6. In this sentence JM combined the orders of referral by Congress on 18 September (n. 5) and 25 November (n. 3). The remainder of his notes on debates for 26 November summarizes the discussion and its outcome within the grand committee on that day.
7. That is, although the grand committee agreed that the request of the Massachusetts General Court was just (n. 3), the delegates were not in accord about the most expedient means of transferring her undue share of the “burthen” upon those states which had failed to redeem their quotas of the old continental currency.
8. Of the thirteen states, those south of Maryland suffered most from “invasions” between 1779 and 1781, while “hoarding States,” including New Hampshire and Massachusetts, excluding the Maine coast, were comparatively prosperous and rarely visited by the enemy’s troops during those years. Judging from the handwriting, JM interlineated “hoarding” in his old age after deleting “hording.” Following “invasions,” JM at first wrote “of which the latter took advantage of their new prosperity to absorb an undue proportion of the currency.” His revision, seemingly made not long after the notes were first written, freed the passage from having any invidious implication.
9. JM evidently inserted his surname many years after he wrote his notes.
10. See n. 3, above. The general problem of the assumption of the “national” debt by the states suggests the issue of the assumption of state debts by the national government about a decade later. In both instances the depreciation of the paper currency was a complicating factor, and JM’s view of an equitable solution disagreed with that of Hamilton.

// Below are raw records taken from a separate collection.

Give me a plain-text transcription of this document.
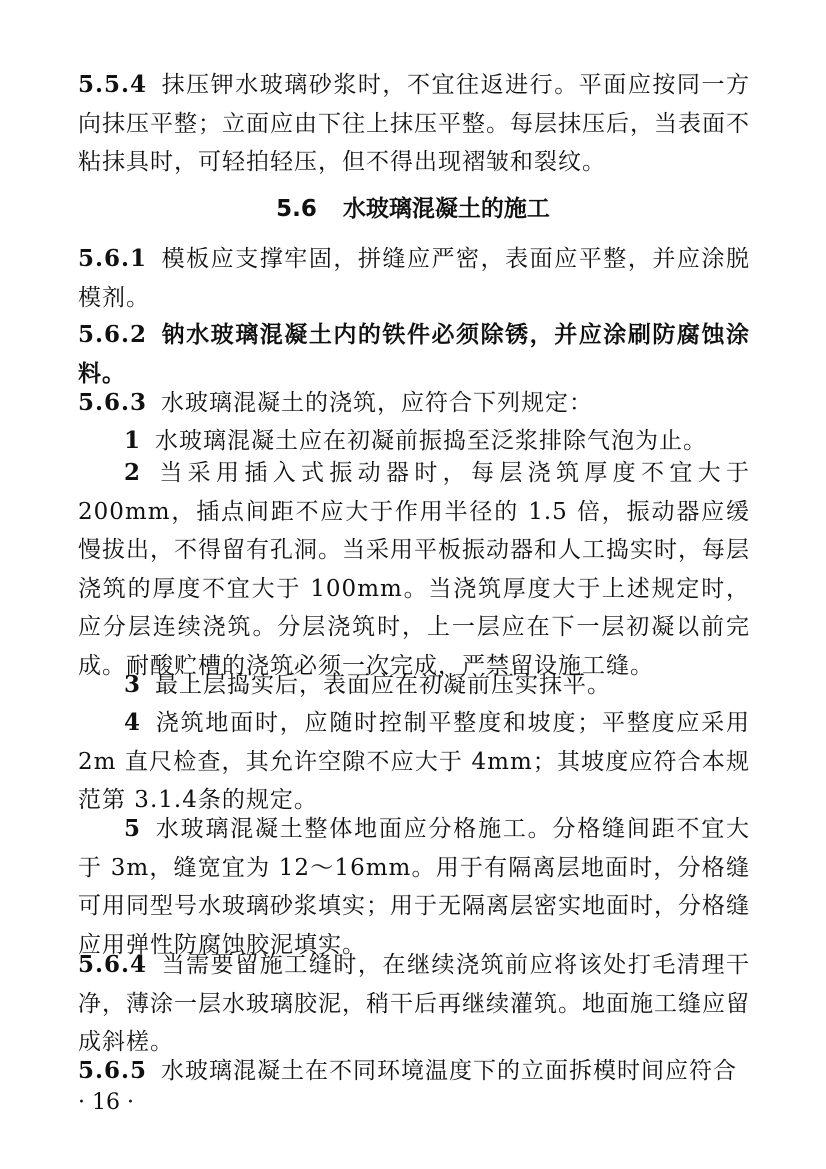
5.5.4 抹压钾水玻璃砂浆时，不宜往返进行。平面应按同一方向抹压平整；立面应由下往上抹压平整。每层抹压后，当表面不粘抹具时，可轻拍轻压，但不得出现褶皱和裂纹。
5.6 水玻璃混凝土的施工
5.6.1 模板应支撑牢固，拼缝应严密，表面应平整，并应涂脱模剂。
5.6.2 钠水玻璃混凝土内的铁件必须除锈，并应涂刷防腐蚀涂料。
5.6.3 水玻璃混凝土的浇筑，应符合下列规定：
1 水玻璃混凝土应在初凝前振捣至泛浆排除气泡为止。
2 当采用插入式振动器时，每层浇筑厚度不宜大于 200mm，插点间距不应大于作用半径的 1.5 倍，振动器应缓慢拔出，不得留有孔洞。当采用平板振动器和人工捣实时，每层浇筑的厚度不宜大于 100mm。当浇筑厚度大于上述规定时，应分层连续浇筑。分层浇筑时，上一层应在下一层初凝以前完成。耐酸贮槽的浇筑必须一次完成，严禁留设施工缝。
3 最上层捣实后，表面应在初凝前压实抹平。
4 浇筑地面时，应随时控制平整度和坡度；平整度应采用 2m 直尺检查，其允许空隙不应大于 4mm；其坡度应符合本规范第 3.1.4条的规定。
5 水玻璃混凝土整体地面应分格施工。分格缝间距不宜大于 3m，缝宽宜为 12～16mm。用于有隔离层地面时，分格缝可用同型号水玻璃砂浆填实；用于无隔离层密实地面时，分格缝应用弹性防腐蚀胶泥填实。
5.6.4 当需要留施工缝时，在继续浇筑前应将该处打毛清理干净，薄涂一层水玻璃胶泥，稍干后再继续灌筑。地面施工缝应留成斜槎。
5.6.5 水玻璃混凝土在不同环境温度下的立面拆模时间应符合
· 16 ·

11. Thomas FitzSimons of Pennsylvania.
12. JM interlineated “old” and, after “money,” deleted “from individuals.” For the “Commissioners,” see , IV, 56, n. 6; 67–68; 69, n. 7; 333, n. 2.
13. For the report of the subcommittee, see Notes on Debates, 7 December 1782.
14. After “H,” JM interlineated “amilton in its.” Hamilton as secretary of the treasury also favored among competing economic proposals the one seemingly best adapted to the fostering of nationalism.